Até ao século XIX, quando se dá o apogeu da colonização da Índia e da semicolonização da China, os dois grandes países asiáticos eram as maiores economias do planeta. Mas a imposição dos produtos europeus destruiu muitas indústrias asiáticas, e não é por acaso que Gandhi usava a roca de fiar como símbolo da resistência: afinal, os indianos tinham deixado de ter têxteis e passaram a importar tecidos britânicos, alimentando a revolução industrial na região inglesa do Lancashire.

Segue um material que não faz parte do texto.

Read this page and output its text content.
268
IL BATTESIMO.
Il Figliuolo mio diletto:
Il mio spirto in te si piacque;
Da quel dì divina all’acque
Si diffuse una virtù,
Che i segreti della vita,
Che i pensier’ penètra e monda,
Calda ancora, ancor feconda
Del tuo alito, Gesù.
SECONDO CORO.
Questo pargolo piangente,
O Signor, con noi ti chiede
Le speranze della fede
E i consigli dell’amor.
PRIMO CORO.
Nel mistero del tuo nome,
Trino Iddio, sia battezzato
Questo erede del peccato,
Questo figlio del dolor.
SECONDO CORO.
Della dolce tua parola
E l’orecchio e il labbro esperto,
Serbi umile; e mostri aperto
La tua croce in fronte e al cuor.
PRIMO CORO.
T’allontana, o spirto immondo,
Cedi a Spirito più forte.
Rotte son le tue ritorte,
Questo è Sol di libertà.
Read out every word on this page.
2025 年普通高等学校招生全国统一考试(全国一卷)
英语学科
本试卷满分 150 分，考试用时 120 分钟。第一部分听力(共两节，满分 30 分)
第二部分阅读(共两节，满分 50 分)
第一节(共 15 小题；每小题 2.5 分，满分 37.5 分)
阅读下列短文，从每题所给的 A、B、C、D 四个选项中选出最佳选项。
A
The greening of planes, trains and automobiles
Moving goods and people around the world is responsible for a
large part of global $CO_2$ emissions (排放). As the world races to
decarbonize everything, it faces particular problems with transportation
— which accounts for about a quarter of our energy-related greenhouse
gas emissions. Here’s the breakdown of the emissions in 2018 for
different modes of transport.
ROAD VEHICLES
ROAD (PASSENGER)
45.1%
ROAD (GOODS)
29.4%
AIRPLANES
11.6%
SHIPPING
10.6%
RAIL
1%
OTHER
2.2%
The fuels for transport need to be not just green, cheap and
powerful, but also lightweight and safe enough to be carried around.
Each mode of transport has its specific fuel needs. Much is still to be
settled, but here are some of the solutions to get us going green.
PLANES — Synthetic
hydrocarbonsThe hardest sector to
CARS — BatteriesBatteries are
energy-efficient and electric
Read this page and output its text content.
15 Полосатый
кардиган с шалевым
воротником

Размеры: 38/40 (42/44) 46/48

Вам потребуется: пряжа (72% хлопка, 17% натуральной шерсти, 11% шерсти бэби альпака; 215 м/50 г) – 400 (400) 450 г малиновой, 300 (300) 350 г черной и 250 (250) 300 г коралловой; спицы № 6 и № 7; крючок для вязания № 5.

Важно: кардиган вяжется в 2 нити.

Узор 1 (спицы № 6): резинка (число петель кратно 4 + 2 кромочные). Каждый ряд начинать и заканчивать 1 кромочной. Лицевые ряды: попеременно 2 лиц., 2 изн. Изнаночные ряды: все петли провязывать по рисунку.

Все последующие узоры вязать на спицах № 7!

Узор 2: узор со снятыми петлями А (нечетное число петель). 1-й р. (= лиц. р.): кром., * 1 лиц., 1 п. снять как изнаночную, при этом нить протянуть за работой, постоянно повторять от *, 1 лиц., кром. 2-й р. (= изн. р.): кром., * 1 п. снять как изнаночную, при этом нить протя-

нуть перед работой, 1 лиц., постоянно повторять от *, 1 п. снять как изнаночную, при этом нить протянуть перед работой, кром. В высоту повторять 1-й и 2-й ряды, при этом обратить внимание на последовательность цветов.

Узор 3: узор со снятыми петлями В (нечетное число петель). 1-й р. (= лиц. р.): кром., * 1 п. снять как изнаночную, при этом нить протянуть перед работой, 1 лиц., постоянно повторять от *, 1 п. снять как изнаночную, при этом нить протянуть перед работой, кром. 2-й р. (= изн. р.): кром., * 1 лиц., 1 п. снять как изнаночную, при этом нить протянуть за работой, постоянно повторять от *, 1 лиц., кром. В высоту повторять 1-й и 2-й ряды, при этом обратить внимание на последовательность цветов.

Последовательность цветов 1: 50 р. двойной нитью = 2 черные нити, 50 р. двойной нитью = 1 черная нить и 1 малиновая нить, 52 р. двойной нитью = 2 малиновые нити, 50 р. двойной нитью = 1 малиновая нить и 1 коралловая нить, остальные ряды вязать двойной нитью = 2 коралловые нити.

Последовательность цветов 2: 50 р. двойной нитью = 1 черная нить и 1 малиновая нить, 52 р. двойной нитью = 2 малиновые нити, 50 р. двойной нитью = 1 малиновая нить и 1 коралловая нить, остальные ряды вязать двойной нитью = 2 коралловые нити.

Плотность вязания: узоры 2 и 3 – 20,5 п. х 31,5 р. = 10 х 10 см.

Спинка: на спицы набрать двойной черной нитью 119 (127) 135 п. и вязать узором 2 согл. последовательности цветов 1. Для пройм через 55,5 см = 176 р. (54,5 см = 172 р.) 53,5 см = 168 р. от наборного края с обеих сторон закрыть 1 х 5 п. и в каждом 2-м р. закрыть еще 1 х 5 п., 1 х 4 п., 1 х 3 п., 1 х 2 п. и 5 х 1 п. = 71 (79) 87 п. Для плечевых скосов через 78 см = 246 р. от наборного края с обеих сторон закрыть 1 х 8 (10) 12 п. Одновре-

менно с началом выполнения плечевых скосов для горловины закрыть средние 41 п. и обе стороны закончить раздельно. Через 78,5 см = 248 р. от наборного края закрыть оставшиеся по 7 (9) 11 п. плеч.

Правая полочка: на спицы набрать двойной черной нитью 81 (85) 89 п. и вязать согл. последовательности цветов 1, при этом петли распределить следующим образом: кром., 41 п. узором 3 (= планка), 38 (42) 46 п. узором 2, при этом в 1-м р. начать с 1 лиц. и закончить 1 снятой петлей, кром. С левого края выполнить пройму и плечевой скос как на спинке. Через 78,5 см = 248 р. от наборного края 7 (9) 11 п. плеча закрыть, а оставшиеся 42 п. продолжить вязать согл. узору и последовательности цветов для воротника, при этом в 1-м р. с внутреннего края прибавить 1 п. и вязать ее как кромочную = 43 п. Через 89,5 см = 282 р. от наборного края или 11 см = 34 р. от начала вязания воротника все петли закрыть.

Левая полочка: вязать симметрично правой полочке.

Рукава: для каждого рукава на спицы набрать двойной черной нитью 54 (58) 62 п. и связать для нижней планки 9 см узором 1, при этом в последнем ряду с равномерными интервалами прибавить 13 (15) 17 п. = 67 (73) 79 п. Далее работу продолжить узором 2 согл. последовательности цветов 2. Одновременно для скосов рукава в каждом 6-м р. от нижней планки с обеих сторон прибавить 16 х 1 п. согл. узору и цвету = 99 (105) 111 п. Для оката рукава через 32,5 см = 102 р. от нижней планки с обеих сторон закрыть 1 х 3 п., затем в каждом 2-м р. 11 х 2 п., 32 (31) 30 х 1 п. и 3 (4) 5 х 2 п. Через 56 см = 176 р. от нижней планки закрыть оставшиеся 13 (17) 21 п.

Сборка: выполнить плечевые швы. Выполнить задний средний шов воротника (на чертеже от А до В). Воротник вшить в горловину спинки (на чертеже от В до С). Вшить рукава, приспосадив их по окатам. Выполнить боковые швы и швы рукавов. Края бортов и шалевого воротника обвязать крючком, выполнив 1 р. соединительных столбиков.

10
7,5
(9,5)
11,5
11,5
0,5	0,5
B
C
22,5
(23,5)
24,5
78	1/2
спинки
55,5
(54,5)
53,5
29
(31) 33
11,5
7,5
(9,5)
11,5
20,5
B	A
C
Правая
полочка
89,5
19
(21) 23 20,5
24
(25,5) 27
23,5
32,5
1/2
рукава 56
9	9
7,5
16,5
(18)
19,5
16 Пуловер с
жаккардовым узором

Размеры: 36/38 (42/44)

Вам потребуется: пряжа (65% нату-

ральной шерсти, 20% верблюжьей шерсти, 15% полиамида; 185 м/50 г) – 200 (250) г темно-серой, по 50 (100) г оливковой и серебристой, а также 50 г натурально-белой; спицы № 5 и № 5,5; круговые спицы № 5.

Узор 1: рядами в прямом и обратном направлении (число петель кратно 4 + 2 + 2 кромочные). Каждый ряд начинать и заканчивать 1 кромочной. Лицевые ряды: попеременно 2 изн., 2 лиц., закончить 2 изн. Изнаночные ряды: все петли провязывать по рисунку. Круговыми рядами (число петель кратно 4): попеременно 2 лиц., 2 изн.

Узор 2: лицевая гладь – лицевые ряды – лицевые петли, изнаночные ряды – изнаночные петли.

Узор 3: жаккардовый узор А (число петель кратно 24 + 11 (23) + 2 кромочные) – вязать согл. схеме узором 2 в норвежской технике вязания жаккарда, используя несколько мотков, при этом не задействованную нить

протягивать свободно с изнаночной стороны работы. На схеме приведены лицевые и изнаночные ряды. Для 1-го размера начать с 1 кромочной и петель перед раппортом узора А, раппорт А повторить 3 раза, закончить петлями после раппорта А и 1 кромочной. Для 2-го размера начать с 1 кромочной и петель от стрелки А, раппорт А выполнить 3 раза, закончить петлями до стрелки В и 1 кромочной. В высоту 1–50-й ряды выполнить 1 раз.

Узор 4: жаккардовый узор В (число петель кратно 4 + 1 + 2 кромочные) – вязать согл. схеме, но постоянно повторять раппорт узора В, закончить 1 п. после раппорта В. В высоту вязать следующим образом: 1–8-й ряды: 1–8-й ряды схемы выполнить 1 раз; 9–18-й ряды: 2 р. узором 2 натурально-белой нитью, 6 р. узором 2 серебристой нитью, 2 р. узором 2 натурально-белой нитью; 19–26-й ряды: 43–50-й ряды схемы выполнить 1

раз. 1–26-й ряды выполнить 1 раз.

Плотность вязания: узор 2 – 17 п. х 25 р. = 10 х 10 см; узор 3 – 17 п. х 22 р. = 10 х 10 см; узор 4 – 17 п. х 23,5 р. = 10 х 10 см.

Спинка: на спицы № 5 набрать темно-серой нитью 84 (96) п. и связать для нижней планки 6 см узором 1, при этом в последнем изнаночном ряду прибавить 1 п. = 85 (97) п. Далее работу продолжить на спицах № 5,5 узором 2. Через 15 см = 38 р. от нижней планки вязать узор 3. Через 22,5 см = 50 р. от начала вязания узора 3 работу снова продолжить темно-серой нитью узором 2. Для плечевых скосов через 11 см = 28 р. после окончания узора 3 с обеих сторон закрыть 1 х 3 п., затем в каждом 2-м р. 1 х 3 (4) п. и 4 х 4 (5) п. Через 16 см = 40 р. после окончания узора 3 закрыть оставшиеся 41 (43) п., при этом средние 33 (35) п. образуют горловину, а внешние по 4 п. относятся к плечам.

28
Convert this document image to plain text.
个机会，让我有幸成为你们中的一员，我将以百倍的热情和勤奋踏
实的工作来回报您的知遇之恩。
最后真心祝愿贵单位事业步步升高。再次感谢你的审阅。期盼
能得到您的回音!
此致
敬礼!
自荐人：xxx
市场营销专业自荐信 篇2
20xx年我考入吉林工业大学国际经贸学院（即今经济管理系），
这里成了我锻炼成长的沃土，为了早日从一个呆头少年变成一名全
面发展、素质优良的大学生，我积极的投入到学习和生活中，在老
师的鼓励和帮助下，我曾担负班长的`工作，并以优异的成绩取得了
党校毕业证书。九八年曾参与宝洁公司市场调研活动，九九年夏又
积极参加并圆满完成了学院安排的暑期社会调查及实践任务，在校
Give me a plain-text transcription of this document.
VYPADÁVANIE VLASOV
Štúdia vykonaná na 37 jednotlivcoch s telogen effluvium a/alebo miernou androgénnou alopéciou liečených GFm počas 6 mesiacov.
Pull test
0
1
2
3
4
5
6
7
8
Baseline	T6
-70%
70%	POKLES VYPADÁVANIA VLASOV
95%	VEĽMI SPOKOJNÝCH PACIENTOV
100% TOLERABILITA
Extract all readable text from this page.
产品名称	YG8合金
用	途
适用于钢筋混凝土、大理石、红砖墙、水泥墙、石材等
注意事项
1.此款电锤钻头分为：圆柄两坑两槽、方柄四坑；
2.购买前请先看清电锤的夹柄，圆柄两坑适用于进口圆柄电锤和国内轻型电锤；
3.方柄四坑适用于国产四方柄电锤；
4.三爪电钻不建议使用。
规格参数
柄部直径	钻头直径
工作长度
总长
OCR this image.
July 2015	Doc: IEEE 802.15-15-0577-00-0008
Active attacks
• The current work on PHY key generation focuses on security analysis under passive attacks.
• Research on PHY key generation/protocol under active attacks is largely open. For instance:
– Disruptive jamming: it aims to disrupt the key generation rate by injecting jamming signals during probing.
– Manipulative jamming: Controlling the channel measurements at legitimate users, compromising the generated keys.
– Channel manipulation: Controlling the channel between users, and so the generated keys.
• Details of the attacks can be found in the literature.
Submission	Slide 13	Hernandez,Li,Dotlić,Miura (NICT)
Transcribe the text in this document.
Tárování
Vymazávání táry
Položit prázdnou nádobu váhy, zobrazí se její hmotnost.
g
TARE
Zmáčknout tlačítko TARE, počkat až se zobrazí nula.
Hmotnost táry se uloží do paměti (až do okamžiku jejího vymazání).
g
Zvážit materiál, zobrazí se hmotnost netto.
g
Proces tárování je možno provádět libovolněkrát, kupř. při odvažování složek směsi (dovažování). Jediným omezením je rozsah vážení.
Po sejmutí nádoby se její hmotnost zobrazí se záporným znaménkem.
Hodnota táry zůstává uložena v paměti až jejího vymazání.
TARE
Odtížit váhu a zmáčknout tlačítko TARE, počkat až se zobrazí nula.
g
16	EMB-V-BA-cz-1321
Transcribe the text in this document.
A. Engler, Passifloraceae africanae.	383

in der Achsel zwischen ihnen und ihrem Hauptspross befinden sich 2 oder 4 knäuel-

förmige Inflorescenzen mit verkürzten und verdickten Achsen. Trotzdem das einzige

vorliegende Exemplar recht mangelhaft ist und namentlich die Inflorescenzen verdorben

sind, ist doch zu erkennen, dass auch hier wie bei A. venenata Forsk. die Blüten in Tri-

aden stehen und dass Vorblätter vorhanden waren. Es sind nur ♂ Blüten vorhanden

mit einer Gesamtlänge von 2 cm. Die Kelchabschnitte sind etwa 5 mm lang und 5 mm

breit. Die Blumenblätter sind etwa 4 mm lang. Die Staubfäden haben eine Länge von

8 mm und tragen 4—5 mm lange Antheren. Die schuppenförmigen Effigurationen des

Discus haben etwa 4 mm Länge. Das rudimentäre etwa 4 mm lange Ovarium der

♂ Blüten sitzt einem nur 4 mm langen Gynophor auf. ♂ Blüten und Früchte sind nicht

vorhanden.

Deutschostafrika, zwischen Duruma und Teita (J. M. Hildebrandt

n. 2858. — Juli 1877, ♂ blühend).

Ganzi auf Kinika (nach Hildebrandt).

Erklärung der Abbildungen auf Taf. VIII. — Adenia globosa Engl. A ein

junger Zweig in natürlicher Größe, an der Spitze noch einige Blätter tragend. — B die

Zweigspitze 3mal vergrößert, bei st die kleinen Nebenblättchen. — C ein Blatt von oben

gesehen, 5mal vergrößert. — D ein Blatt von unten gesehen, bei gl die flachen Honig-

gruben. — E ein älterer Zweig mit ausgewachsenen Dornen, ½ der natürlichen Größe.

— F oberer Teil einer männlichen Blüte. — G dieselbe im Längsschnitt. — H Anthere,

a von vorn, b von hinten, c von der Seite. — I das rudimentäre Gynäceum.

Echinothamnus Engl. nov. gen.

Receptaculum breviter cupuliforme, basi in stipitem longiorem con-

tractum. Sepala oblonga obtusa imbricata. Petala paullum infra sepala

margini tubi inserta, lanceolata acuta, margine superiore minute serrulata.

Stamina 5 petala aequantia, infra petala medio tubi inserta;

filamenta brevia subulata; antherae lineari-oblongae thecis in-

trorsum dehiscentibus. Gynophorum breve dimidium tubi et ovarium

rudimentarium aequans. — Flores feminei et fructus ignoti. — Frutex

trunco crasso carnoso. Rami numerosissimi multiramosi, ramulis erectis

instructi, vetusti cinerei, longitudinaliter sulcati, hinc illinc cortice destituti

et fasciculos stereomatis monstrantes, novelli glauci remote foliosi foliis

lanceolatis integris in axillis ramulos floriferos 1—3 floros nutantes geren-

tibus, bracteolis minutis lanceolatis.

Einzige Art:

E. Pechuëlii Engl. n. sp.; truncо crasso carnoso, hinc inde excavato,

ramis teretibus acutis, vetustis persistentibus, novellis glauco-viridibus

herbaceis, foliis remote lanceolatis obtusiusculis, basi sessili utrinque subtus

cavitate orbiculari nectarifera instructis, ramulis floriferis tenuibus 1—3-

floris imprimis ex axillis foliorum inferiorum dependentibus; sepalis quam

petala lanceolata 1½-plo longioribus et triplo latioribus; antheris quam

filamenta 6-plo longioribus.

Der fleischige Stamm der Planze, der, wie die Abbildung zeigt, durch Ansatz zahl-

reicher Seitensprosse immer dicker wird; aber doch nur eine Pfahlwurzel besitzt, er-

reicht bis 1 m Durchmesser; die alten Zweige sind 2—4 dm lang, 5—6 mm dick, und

Depois da independência, em 1947, marcada pela simultânea criação do Paquistão, a Índia afirmou-se como a maior democracia do mundo. Apesar de ser de maioria hindu, assumiu o laicismo, e o Congresso, partido dominado pela dinastia dos Nehru-Gandhi, encarna até hoje essa filosofia de nação. A democracia tem sido essencial para preservar a unidade do país, pois a diversidade é enorme, basta pensar que se o hindi é a língua oficial, o bengali ou o tâmil são idiomas de grande expansão também. Por seu lado, o laicismo tem permitido que minorias como os cristãos (30 milhões), os sikhs (20 milhões), os budistas (10 milhões) ou os jainistas (cinco milhões) se sintam cidadãos plenos, por entre a massa enorme de hindus (mais de mil milhões) ou de muçulmanos (200 milhões ou mais). Mas uma das grandes críticas feitas ao governo do partido nacionalista hindu BJP, de Modi, é promover a hinduidade como a verdadeira indianidade, sobretudo hostilizando os muçulmanos, descritos pelos sectores mais extremistas como descendentes de invasores. É uma atitude que arrisca dar força à tese da necessidade da criação do Paquistão no momento da partida dos britânicos, como se o sonho de Jawaharal Nehru e do Mahatma Gandhi de uma Índia plural não fosse realizável, mesmo que monumentos como o Taj Mahal simbolizem a síntese cultural do país. Mas um partido em crise como o do Congresso, que insiste na família de Nehru como candidatos a primeiro-ministro, tem poucas possibilidades de contrariar Modi, apesar de ser defensor da diversidade indiana.
Além das tensões religiosas internas (e também da rivalidade com o Paquistão, que já originou três guerras), o grande desafio da Índia é continuar a fazer milhões e milhões de pessoas sair da pobreza, ainda que a um ritmo bem mais lento do que a China conseguiu. E nessa luta contra a pobreza inclui-se também a necessidade de acabar de vez com o sistema de castas, que perpetua a desgraça dos dalits, os antigamente chamados intocáveis. Apesar de proibidas pela Constituição, e até de já ter havido presidentes indianos oriundos da comunidade dalit, as castas estão fortemente enraizadas na sociedade.